Investing for the Wrong Reasons

Unlike stocks that can be dumped at the drop of a hat, real estate is a much harder asset to get rid of.  Real estate is a big commit because, more likely than not, your credit will be on the line. 

I have seen some people commit to real estate investing for the wrong reasons.  I had a friend that decided to trade and get a bigger house.  In turn, they took their former residence and converted it into a rental property.  He would usually brag about how he was a real estate investor and doing well with the rental property.  Soon afterwards, our other friend - yes, our other friend and not me - decided that they were going to jump into the real estate investing game as well.  Now, if you knew this friend you would have questioned their desire to get into the real estate investing game as well.  They could barely keep their own property in good shape.  They had holes in their walls, loose railings, and broken items all throughout their home that they never had the time, nor the desire, to fix.  And, their real estate investing endeavor went similarly.  The cashed out a lot of equity in their house to buy their rental property, they didn’t vet their tenants, they never conducted routine property checks, and they were poor at managing the property.  They didn’t realize the level of commitment, financial and otherwise, that went into real estate investing.  As a result, the tenants wrecked the property and they wound up letting the bank foreclose on the house.

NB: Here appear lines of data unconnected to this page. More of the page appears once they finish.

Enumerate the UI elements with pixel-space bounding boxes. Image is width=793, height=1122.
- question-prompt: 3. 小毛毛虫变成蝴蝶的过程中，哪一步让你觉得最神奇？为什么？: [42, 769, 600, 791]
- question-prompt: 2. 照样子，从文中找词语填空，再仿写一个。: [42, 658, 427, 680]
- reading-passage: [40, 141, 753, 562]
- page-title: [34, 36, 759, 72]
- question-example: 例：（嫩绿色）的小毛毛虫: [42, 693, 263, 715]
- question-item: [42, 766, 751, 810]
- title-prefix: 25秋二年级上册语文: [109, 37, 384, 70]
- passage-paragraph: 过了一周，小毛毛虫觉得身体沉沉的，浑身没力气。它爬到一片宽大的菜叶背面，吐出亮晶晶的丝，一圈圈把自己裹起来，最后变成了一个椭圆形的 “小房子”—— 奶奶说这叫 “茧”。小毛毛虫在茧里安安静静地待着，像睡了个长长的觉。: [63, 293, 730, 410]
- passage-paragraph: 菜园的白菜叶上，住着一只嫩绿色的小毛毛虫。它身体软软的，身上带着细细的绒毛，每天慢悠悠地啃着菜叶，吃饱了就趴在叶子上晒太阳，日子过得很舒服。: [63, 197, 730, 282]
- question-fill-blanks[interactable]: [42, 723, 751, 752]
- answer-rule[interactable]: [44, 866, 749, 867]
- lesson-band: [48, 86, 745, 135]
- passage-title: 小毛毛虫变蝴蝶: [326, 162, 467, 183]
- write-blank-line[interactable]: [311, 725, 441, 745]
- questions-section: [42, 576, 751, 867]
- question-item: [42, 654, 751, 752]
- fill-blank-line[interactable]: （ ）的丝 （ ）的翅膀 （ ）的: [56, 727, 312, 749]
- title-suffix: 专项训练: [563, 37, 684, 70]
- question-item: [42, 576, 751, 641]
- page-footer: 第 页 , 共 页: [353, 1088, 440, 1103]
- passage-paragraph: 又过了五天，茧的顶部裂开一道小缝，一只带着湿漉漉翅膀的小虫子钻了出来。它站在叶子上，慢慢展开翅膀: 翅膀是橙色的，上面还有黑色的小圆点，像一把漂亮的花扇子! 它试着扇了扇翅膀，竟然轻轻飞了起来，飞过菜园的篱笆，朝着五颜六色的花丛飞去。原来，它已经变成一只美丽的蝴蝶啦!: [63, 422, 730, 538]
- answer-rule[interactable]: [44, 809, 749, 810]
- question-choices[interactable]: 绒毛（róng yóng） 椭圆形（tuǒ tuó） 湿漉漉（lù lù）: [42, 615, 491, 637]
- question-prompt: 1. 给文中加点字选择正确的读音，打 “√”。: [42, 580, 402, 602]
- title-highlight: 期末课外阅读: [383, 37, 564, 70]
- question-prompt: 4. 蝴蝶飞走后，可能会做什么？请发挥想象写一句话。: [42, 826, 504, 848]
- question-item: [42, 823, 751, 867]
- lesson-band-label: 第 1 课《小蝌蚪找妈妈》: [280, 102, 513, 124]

All of this happened because our friend’s only reason for investing in real estate was because our other friend was investing in real estate and talking about how well he was doing.  If real estate isn’t your passion then don’t invest in it.  There are many other ways to make money in the 21st century.  Find your passion or things that you are skilled at and pursue those as investment mediums.


As you go forward in pursuing your real estate investment ventures, keep these mistakes in mind.  If you can avoid these novice pitfalls, you will increase the probability that you acquire real property that brings you a good return on your investment and that you don’t regret later on in life.